Acute Pancreatitis Risks and Treatment
Risk Stratification of Acute Pancreatitis
In most cases, acute pancreatitis resolves with therapy, but approximately 15% of patients develop severe disease.3 Severe acute pancreatitis can lead to life-threatening failure of multiple organs and to infection. Therefore, it is extremely important to seek medical attention if experiencing signs or symptoms of acute pancreatitis. Several clinical risk-scoring systems are available to help physicians predict who is most likely to develop severe acute pancreatitis. These scores rely on several pieces of clinical data collected at admission and during the first 48 hours of hospitalization. Commonly used scoring systems include:
- The Bedside Index of Severity in Acute Pancreatitis (BISAP)
- The Ranson criteria
- The APACHE II score
Treatment of Acute Pancreatitis
One of the primary therapies for acute pancreatitis is adequate early fluid resuscitation, especially within the first 24 hours of onset. Pancreatitis is associated with a lot of swelling and inflammation. Giving fluids intravenously prevents dehydration and ensures that the rest of the organs of the body get adequate blood flow to support the healing process.
Initially, no nutrition is given to rest the pancreas and bowels during the first 24 to 48 hours. After 48 hours, a plan to provide nutrition should be implemented because acute pancreatitis is a highly active state of inflammation and injury that requires a lot of calories to support the healing process. In most cases, patients can start to take in food on their own by 48 hours. If this is not possible, then a feeding tube that is passed through the nose into the intestines can be used to provide nutrition. This method is safer than providing nutrition intravenously. There is no benefit to using probiotics for acute pancreatitis.
Intravenous medications, typically potent narcotic pain medications, are effective in controlling pain associated with acute pancreatitis. Nausea is a common symptom and can be due to pancreatic inflammation as well as slowing of the bowels. Effective intravenous medications are available for nausea. Pain and nausea will decrease as the inflammation resolves.
Treatment of Underlying Issues
In addition to providing supportive care, underlying causes need to be promptly evaluated. If the acute pancreatitis is thought to be due to gallstones, medication, high triglycerides, or high calcium levels within the patient’s body (or other external causes), directed therapy can be implemented.
Endoscopic Retrograde Cholangiopancreatography (ERCP)
ERCP is a procedure in which a physician with specialized training passes a flexible, thin tube with a camera attached to the end through the patient’s mouth and into the first part of the small intestine, where the bile duct and pancreatic duct exit. With this device, a small catheter can be passed into the bile duct to remove gallstones that might have gotten stuck and are the cause of pancreatitis. In certain situations, a special catheter can also be passed into the pancreatic duct to help the pancreas heal. For more information on ERCP, please click here.
The Following Procedures can be Performed With ERCP:
Using a small wire on the endoscope, a physician finds the muscle that surrounds the pancreatic duct or bile duct and makes a tiny cut to enlarge the duct opening. When a pseudocyst is present, the duct is drained.

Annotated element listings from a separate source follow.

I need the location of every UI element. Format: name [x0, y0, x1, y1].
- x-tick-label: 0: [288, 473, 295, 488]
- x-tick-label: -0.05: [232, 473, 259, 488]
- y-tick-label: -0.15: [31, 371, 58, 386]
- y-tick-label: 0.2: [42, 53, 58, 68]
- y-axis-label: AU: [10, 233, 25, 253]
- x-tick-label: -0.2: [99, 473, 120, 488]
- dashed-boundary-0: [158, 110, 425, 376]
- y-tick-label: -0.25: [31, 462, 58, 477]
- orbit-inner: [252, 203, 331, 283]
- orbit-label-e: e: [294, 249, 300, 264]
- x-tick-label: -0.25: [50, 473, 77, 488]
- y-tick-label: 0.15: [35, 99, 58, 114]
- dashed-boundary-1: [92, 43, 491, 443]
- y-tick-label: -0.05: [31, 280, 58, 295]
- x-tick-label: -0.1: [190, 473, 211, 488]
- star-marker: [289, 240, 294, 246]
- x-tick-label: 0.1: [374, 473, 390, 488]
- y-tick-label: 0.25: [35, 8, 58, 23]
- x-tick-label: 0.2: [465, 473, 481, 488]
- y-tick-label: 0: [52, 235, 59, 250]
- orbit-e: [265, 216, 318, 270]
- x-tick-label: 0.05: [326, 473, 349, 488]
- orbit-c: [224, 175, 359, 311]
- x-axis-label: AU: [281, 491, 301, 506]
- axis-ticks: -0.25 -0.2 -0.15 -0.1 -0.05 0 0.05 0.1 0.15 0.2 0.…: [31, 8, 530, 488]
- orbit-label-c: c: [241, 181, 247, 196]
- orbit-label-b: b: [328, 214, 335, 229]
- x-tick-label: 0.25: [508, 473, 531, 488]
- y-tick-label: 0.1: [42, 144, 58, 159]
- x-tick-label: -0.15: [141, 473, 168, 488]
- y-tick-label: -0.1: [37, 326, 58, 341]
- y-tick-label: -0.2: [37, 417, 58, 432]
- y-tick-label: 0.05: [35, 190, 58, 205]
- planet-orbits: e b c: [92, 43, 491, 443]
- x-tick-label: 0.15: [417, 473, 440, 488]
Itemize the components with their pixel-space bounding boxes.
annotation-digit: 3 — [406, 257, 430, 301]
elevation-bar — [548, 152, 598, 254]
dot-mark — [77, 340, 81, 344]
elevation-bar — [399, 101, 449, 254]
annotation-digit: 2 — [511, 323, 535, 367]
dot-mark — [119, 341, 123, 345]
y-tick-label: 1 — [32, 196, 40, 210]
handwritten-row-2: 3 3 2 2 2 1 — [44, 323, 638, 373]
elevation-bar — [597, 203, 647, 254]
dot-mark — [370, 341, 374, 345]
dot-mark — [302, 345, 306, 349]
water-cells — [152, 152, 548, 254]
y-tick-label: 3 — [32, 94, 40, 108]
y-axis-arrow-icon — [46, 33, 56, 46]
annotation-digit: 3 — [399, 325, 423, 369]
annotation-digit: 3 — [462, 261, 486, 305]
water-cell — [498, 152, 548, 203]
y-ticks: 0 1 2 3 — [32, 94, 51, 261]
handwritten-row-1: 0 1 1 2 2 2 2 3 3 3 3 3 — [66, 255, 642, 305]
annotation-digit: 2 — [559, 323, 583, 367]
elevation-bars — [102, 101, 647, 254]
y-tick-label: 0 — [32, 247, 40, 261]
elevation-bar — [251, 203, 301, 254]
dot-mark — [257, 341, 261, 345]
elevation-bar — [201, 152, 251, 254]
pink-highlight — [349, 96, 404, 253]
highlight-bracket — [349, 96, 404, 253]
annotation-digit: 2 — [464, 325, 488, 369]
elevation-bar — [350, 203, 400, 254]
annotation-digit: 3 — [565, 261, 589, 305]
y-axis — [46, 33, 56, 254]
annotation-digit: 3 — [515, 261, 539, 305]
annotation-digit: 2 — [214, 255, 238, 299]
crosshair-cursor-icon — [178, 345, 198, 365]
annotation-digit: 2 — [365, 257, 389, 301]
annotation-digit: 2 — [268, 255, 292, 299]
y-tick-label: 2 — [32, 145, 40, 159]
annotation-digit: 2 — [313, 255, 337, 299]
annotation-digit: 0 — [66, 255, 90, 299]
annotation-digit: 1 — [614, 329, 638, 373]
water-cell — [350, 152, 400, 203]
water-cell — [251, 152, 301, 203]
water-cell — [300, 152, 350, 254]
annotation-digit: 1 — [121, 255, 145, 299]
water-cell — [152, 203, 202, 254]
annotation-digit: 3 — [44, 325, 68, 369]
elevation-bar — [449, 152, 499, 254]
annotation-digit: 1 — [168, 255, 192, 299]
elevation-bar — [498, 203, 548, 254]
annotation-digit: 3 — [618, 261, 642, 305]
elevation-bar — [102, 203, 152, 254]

The endoscope is used to remove pancreatic or bile duct stones with a tiny basket. Gallstone removal is sometimes performed along with a sphincterotomy.
Using the endoscope, a physician places a tiny piece of plastic or metal that looks like a straw into a narrowed pancreatic or bile duct to keep it open.
Some endoscopes have a small balloon that a physician uses to dilate, or stretch, a narrowed pancreatic or bile duct. A temporary stent can be placed for a few months to keep the duct open.
It is well documented that one of the main side effects of ERCP is pancreatitis; however, there are several clearly defined situations when urgent ERCP is indicated for acute pancreatitis.
Basic and clinical evidence suggests that the development of both acute pancreatitis (AP) and chronic pancreatitis (CP) can be associated with oxidative stress. Findings show that free radical activity and oxidative stress indices are higher in the blood and duodenal juice of patients with pancreatitis.
Based on these findings, the idea of using antioxidant regimens in the management of both AP and CP as a supplement and complementary in combination with its traditional therapy is reasonable. In practice, however, the overall effectiveness of antioxidants is not known, and the best mixture of agents and dosages is not clear. Currently, a trial of a mixture of antioxidants containing vitamin C, vitamin E, selenium, and methionine is reasonable as one component of overall medical management.
In summation, there is no definite consensus on the dosage, length of therapy, and ultimately, the benefits of antioxidant therapy in the management of AP or CP. Further well-designed clinical studies are needed to determine the appropriate combination of agents, time of initiation, and duration of therapy.
Treatment Considerations for Severe Acute Pancreatitis
The definition of severe acute pancreatitis includes cases in which a portion of pancreatic tissue is no longer viable because of injury—this is called necrosis. Over time, the body will resorb this dead tissue. In some cases, this dead tissue can become a source of infection. When infection is suspected, diagnosis can be made by needle biopsy, and if confirmed, medical treatment with antibiotics is required along with consideration of drainage.